Changes since 11 November 2020 WD (this is a subset of Additions Since Level 3):
- Updated interpolation of colors to reference [CSS-COLOR-4] instead of [CSS-COLOR-3].
- Added the svh, svw, svi, svb, svmin, and svmax small viewport-percentage units; lvh, lvw, lvi, lvb, lvmin, and lvmax large viewport-percentage units; and dvh, dvw, dvi, dvb, dvmin, and dvmax dynamic viewport-percentage units. (Issue 4329 and Issue 6113)
- Clamped excessively large <angle> values to multiples of 360deg. (Issue 6105)
- Added back rules on range-checking combined values lost during move from the CSS Transitions specification. (Issue 6097)
- Specified that UA-imposed minimum font sizes apply to the used font-size and not to resolution of font-relative lengths. (Issue 5858)
- Clarified how min() and max() percentages can partially simplify. (Issue 6293)
Additions Since Level 3
Changes since CSS Values and Units Level 3:
- Explicitly undefined numeric precision/range.
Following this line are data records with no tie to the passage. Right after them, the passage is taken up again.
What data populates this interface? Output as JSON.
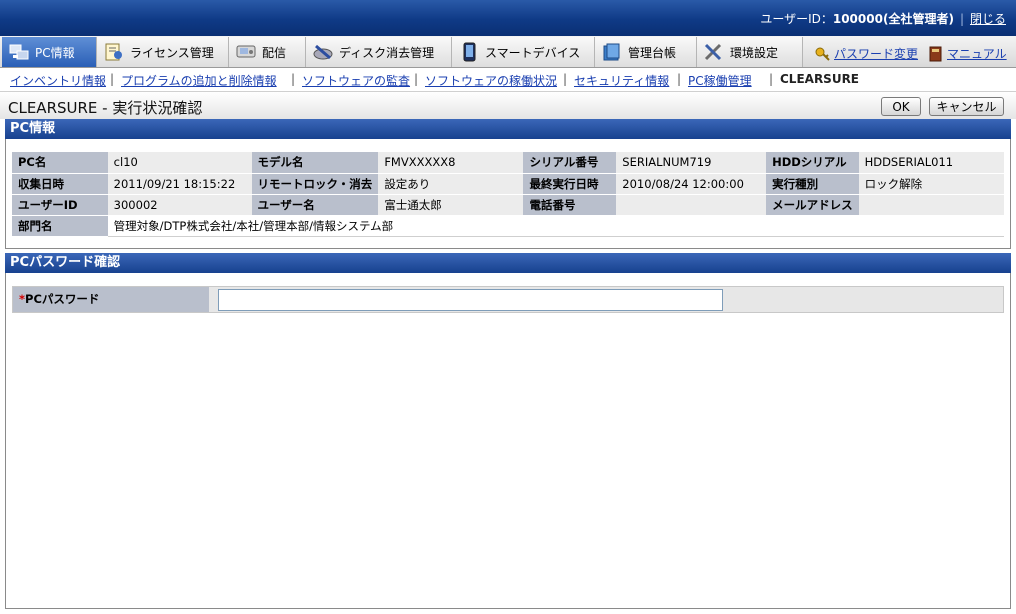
{
  "header": {
    "user_label": "ユーザーID：",
    "user_id": "100000(全社管理者)",
    "separator": "|",
    "close_link": "閉じる"
  },
  "tabs": [
    {
      "label": "PC情報",
      "icon": "pc-network-icon",
      "active": true
    },
    {
      "label": "ライセンス管理",
      "icon": "license-icon",
      "active": false
    },
    {
      "label": "配信",
      "icon": "distribution-icon",
      "active": false
    },
    {
      "label": "ディスク消去管理",
      "icon": "disk-erase-icon",
      "active": false
    },
    {
      "label": "スマートデバイス",
      "icon": "smart-device-icon",
      "active": false
    },
    {
      "label": "管理台帳",
      "icon": "ledger-icon",
      "active": false
    },
    {
      "label": "環境設定",
      "icon": "settings-tools-icon",
      "active": false
    }
  ],
  "tab_links": [
    {
      "label": "パスワード変更",
      "icon": "key-icon"
    },
    {
      "label": "マニュアル",
      "icon": "manual-book-icon"
    }
  ],
  "subnav": {
    "links": [
      "インベントリ情報",
      "プログラムの追加と削除情報",
      "ソフトウェアの監査",
      "ソフトウェアの稼働状況",
      "セキュリティ情報",
      "PC稼働管理"
    ],
    "current": "CLEARSURE",
    "separator": "|"
  },
  "page": {
    "title": "CLEARSURE - 実行状況確認",
    "ok_label": "OK",
    "cancel_label": "キャンセル"
  },
  "pc_info": {
    "heading": "PC情報",
    "rows": [
      [
        {
          "label": "PC名",
          "value": "cl10"
        },
        {
          "label": "モデル名",
          "value": "FMVXXXXX8"
        },
        {
          "label": "シリアル番号",
          "value": "SERIALNUM719"
        },
        {
          "label": "HDDシリアル",
          "value": "HDDSERIAL011"
        }
      ],
      [
        {
          "label": "収集日時",
          "value": "2011/09/21 18:15:22"
        },
        {
          "label": "リモートロック・消去",
          "value": "設定あり"
        },
        {
          "label": "最終実行日時",
          "value": "2010/08/24 12:00:00"
        },
        {
          "label": "実行種別",
          "value": "ロック解除"
        }
      ],
      [
        {
          "label": "ユーザーID",
          "value": "300002"
        },
        {
          "label": "ユーザー名",
          "value": "富士通太郎"
        },
        {
          "label": "電話番号",
          "value": ""
        },
        {
          "label": "メールアドレス",
          "value": ""
        }
      ]
    ],
    "dept_label": "部門名",
    "dept_value": "管理対象/DTP株式会社/本社/管理本部/情報システム部"
  },
  "pc_password": {
    "heading": "PCパスワード確認",
    "required_mark": "*",
    "label": "PCパスワード",
    "value": ""
  }
}
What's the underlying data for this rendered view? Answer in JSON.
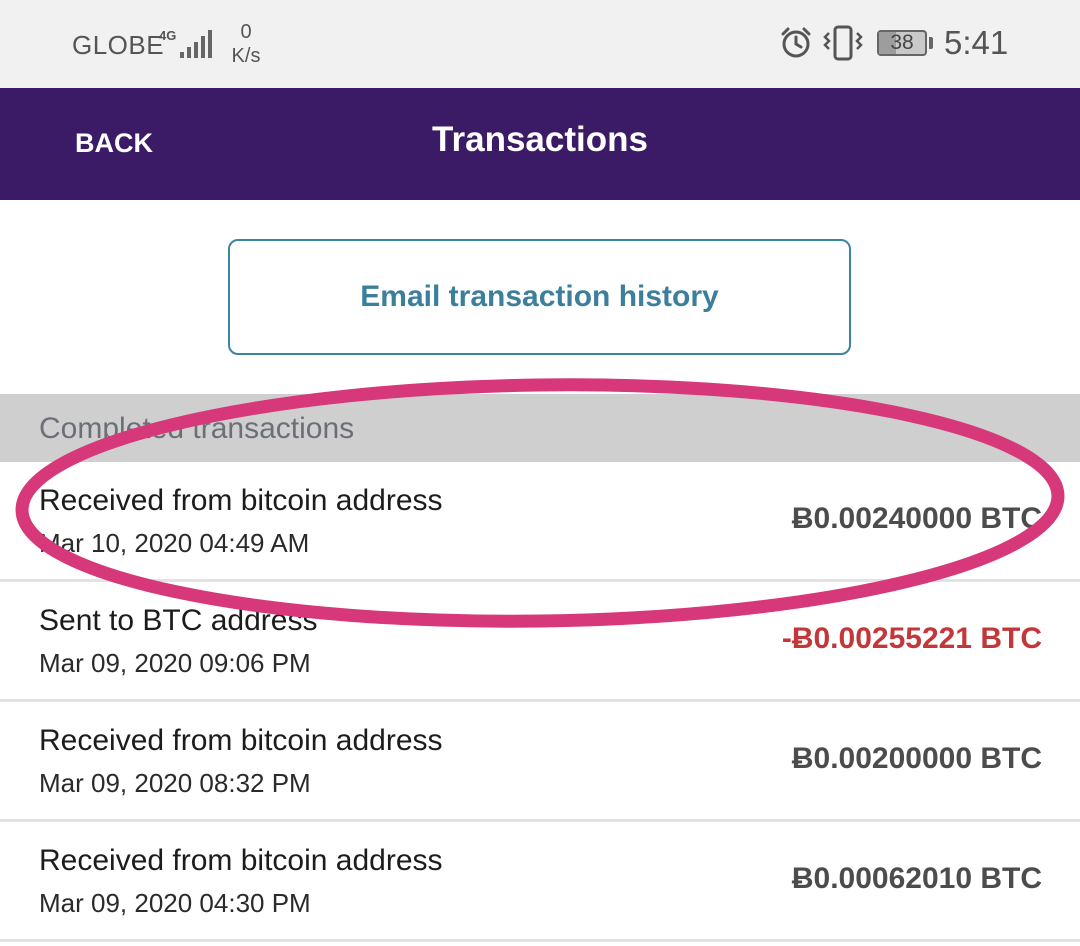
{
  "status_bar": {
    "carrier": "GLOBE",
    "network_type": "4G",
    "speed_value": "0",
    "speed_unit": "K/s",
    "battery_level": "38",
    "time": "5:41",
    "icons": [
      "signal-icon",
      "alarm-icon",
      "vibrate-icon",
      "battery-icon"
    ]
  },
  "header": {
    "back_label": "BACK",
    "title": "Transactions"
  },
  "email_button": {
    "label": "Email transaction history"
  },
  "section": {
    "label": "Completed transactions"
  },
  "transactions": [
    {
      "title": "Received from bitcoin address",
      "date": "Mar 10, 2020 04:49 AM",
      "amount": "Ƀ0.00240000 BTC",
      "negative": false
    },
    {
      "title": "Sent to BTC address",
      "date": "Mar 09, 2020 09:06 PM",
      "amount": "-Ƀ0.00255221 BTC",
      "negative": true
    },
    {
      "title": "Received from bitcoin address",
      "date": "Mar 09, 2020 08:32 PM",
      "amount": "Ƀ0.00200000 BTC",
      "negative": false
    },
    {
      "title": "Received from bitcoin address",
      "date": "Mar 09, 2020 04:30 PM",
      "amount": "Ƀ0.00062010 BTC",
      "negative": false
    }
  ],
  "colors": {
    "header_bg": "#3b1b66",
    "button_border": "#3b84a2",
    "button_text": "#3b7f9c",
    "negative_amount": "#c2383a",
    "annotation": "#d6387a"
  }
}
- Added rules for interpolation per value type, and their clarified computed values.
- Updated interpolation of colors to reference [CSS-COLOR-4].
Additions since CSS Values and Units Level 3:
- Added the mix() notation for interpolation.
- Defined the <dashed-ident> type.
- Defined the <ratio> type.
- Added src() to the <url> type.
- Added the vi, vb, ic, cap, lh and rlh length units.
- Added the svh, svw, svi, svb, svmin, and svmax small viewport-percentage units and dvh, dvw, dvi, dvb, dvmin, and dvmax dynamic viewport-percentage units.
- Added the x alias to dppx.
- Added min(), max(), and clamp() comparison functions.
- Added round(), mod(), rem(), sin(), cos(), tan(), asin(), acos(), atan(), atan2(), pow(), sqrt(), hypot(), log(), exp(), abs(), sign() math functions.
- Added e, pi, infinity, -infinity, NaN constants for use in calc().
- Added unit algebra to calc(), allowing multiplication and division of dimensions.
- Added back toggle() (punted from level 3 originally).
- A non-integer in a calc() automatically rounds to the nearest integer when used where an <integer> is required.
- Defined serialization of math functions.
Security and Privacy Considerations
This specification mostly just defines units that are common to CSS specifications, and which present no security concerns.
Note: Does URL handling have a security concern? Probably.
This specification defines units that expose the user’s screen size and default font size, but both are trivially observable from JS, so they do not constitute a new privacy risk.